Difficulty: Advanced
Model: GPT-4 / Claude / Gemini
Use Case: Product Strategy, Feature Prioritization, Differentiation
Updated: May 2026
Why This Prompt Exists
Most product teams build features without knowing what competitors offer.

You get:

  • building features competitors already have (no differentiation)
  • missing features customers expect (table stakes)
  • no understanding of competitive gaps
  • wasted development on low-impact features
  • surprised when competitors launch features you’re building

But feature benchmarking is not copying.

It is understanding the landscape.

  • Table stakes: features everyone has (must-have)
  • Differentiators: features only you have (competitive advantage)
  • Gaps: features competitors have that you don’t (need to decide)
  • Opportunities: features no one has (white space)

Without benchmarking, you build blindly.

This framework forces AI to compare feature sets across competitors.

The Prompt
Assume the role of a product strategist who benchmarks features against competitors.

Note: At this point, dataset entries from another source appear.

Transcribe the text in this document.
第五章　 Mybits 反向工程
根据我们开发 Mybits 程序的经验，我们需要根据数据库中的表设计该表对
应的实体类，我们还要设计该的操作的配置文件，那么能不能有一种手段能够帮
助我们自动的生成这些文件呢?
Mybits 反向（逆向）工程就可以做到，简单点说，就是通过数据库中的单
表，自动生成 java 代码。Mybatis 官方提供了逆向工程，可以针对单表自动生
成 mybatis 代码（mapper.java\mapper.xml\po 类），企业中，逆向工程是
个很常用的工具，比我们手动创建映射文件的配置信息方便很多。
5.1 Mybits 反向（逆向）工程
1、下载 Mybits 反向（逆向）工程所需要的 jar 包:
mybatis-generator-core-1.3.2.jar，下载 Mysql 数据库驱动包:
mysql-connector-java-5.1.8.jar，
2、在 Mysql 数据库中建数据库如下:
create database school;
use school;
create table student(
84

Your task is to create a competitive feature benchmark.

Generate:

1. FEATURE CATEGORIES (5-7 categories)
   - Group features by function
   - Core, advanced, platform, integration, support

2. COMPETITOR FEATURE MATRIX
   - Your product vs. 3-5 competitors
   - Feature presence (Yes/No/Partial)
   - Quality rating (1-5) where applicable

3. TABLE STAKES IDENTIFICATION
   - Features every competitor has
   - Must-have for your product

4. DIFFERENTIATOR IDENTIFICATION
   - Features only you have
   - Features only one competitor has

5. GAP ANALYSIS
   - Features competitors have that you don't
   - Priority (High/Medium/Low) to build

6. OPPORTUNITY IDENTIFICATION
   - Features no one has (white space)
   - Potential differentiators

INPUTS:

Your Product:
[DESCRIBE]

Competitors (3-5):
[LIST]

Your Current Features:
[LIST]

Competitor Features (if known):
[LIST OR "UNKNOWN"]

Customer Feature Requests:
[LIST OR "UNKNOWN"]

Development Resources:
[LIMITED / MODERATE / SIGNIFICANT]

RULES:
- Feature matrix: compare apples to apples
- Table stakes: must-have to compete (build these first)
- Differentiators: competitive advantage (protect these)
- Gaps: decide to build, buy, or ignore
- Opportunities: white space for differentiation
- Prioritize by customer value and competitive pressure
How To Use It
  • Table stakes features are not optional — build them.
  • Differentiators are your competitive advantage — protect them.
  • Gaps are decisions: build, buy, partner, or ignore.
  • Opportunities are white space — act before competitors do.
  • Update benchmark quarterly (competitors add features).
Example Input

Your Product: Project management software for creative agencies

Competitors: Asana, Monday.com, Trello, ClickUp

Your Current Features: Task management, file sharing, time tracking, client approval flows, visual project boards

Competitor Features: Asana has forms, reporting, workload; Monday.com has automations, dashboards, integrations; Trello has power-ups, butler automation; ClickUp has docs, goals, chat

Customer Feature Requests: Gantt charts, resource management, budget tracking

Development Resources: MODERATE (small dev team)

Why It Works
Most product development ignores competitors.

This framework improves outcomes by forcing:

  • feature category grouping (organization)
  • competitor matrix (comparison)
  • table stakes identification (must-haves)
  • differentiator identification (advantages)
  • gap and opportunity analysis (prioritization)

Great product strategy doesn’t build in a vacuum — it benchmarks against the market.